Found this on twitter. Feels about right, although others may disagree.
(Edited slightly, to remove some potentially offensive language )
I'll tell you this one right now.
Most companies are breathtakingly inefficient.
Because no one gets fired for doing what "we have always done".
Because middle managers hate engineers, and most their interactions with them are for the purpose of micromanaging them or emphasizing their own status.
Because three hour meetings including everyone they can think of allow nonproductive people to look busy.
Because c-suite executives couldn't inspire an autistic nine year old boy to talk about trains.
This results in companies that are process-oriented, rather than result-oriented.
The purpose of a process-oriented culture is to dilute responsibility so no one can be held accountable for failure.
The only way such companies succeed is by eventually, mechanistically running out of mistakes to make, and grinding their way across the finish line.
This means that it's actually pretty easy, in principle, to make most companies far more competent and efficient .
But you have to be willing to break social rules and offend people. In other words, you have to be a sperg.
What you do is simple.
Create a culture of accountability. Every single act, every single component, every single product, every single decision, must be connected to a single name, who owns it and is accountable for it.
Cripple meeting culture by allowing anyone to not show up, or to walk out at any time, if they deem their presence unnecessary. Most meetings serve no purpose other than to dilute responsibility by artificially adding consensus to what should be an individual decision.
Eliminate any role which doesn't directly and obviously contribute.
Focus on results, and remove anyone who plays it safe instead of pushing forward. But never punish failure, if the failure resulted from a reasonable decision that turned out to be wrong. Failure is inevitable. Learning from failure is what brings success.
Don't allow HR to have any power in hiring decisions. Their job is to handle payroll, benefits, sick leave, and paperwork, and that's it. They shouldn't even be allowed to talk to candidates before they are hired.
Hiring, like any other decision, cannot be by consensus. No dilution of responsibility can be permitted. Team leaders hire their teams.
Power in the company must rest firmly in the hands of its core function. If you are an engineering company, designing and building new technology, power must rest with the engineers. Not sales, not marketing, not accounting. Engineers.
Above all, know how to inspire your people. This must be done with real, meaningful action, not pretty speeches.
Engineers are some of the smartest people on Earth, and have high levels of integrity, but middle managers despise them because they speak without subtlety, and don't care about professional appearance games... so they tend to treat engineers as irresponsible children. In reality, middle managers are the ones playing games.

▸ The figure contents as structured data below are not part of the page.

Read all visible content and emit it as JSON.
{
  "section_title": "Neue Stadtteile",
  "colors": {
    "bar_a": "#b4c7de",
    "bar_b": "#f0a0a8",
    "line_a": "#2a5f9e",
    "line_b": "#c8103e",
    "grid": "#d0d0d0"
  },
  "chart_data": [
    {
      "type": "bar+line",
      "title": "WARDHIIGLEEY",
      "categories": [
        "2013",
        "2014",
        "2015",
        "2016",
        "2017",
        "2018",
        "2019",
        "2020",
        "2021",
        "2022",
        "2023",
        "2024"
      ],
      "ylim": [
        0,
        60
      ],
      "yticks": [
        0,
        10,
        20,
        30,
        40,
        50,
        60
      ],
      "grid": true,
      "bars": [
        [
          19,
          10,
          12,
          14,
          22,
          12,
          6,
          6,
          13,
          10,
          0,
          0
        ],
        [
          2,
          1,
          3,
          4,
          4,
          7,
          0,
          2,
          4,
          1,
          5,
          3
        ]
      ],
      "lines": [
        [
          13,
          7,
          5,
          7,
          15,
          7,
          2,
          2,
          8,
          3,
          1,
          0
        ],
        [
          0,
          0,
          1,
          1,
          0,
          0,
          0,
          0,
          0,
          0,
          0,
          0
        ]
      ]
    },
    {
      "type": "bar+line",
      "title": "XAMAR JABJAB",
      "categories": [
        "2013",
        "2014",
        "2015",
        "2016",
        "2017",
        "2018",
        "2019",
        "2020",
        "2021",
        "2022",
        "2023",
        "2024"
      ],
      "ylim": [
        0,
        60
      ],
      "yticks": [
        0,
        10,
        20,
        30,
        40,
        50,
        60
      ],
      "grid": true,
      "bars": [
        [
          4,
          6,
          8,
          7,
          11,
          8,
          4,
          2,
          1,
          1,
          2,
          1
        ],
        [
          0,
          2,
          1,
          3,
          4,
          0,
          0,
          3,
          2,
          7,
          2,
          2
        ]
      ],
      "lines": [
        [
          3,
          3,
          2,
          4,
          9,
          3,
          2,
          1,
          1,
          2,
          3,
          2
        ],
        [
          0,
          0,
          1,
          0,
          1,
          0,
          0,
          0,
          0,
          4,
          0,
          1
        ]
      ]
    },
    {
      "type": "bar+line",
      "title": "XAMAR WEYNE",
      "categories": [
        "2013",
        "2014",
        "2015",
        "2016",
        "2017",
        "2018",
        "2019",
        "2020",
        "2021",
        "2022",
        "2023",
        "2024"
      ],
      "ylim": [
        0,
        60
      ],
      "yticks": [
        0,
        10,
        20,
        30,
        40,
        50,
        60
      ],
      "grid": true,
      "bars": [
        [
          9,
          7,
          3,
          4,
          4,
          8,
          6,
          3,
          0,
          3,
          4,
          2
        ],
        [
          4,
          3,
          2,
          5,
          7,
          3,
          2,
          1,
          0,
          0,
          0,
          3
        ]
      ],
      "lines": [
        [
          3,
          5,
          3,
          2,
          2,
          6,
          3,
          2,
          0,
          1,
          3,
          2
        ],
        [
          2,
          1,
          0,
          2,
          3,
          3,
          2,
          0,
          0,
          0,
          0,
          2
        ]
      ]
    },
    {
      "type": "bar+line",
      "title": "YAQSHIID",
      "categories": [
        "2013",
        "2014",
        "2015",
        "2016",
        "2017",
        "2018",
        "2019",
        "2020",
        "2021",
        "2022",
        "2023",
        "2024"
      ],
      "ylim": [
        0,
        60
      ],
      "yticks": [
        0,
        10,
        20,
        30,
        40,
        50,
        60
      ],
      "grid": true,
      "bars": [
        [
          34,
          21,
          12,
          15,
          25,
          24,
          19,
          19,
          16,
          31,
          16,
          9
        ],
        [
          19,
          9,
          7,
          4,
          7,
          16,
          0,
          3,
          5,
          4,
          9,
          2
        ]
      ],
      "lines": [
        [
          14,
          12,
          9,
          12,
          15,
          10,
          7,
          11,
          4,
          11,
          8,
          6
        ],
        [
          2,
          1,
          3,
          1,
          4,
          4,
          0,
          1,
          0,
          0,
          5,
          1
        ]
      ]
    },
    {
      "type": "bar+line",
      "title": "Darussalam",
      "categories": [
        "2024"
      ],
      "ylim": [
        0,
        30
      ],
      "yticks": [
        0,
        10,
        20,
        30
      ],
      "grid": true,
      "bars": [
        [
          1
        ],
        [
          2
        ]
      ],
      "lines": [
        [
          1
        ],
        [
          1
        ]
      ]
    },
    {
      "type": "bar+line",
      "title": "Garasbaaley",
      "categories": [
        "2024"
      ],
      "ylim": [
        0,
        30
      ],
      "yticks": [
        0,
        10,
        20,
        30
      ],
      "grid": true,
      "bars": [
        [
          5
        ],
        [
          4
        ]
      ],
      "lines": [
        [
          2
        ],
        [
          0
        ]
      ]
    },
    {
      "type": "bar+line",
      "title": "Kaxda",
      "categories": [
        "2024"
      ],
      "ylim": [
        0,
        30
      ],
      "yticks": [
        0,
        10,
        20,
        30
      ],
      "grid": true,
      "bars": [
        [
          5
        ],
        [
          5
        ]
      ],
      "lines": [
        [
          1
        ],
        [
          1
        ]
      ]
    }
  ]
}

To earn an engineer's loyalty, you need do only three things:
- Shield them from having to play, or even know about, office politics, and from unnecessary busywork. An engineer's time should not be spent doing unproductive things he/she is not good at.
- Treat them fairly in pay, benefits and job expectations. Engineers expect not to have to argue for what they get. They create value, and their share of that value should not be gated behind the exercise of a set of skills that are not necessary for job performance.
- Give them something important to do, something that they can be proud of. An engineer's profession is an important part of their identity and sense of self, and they need to feel as if they are dedicating that part of themself to something that matters.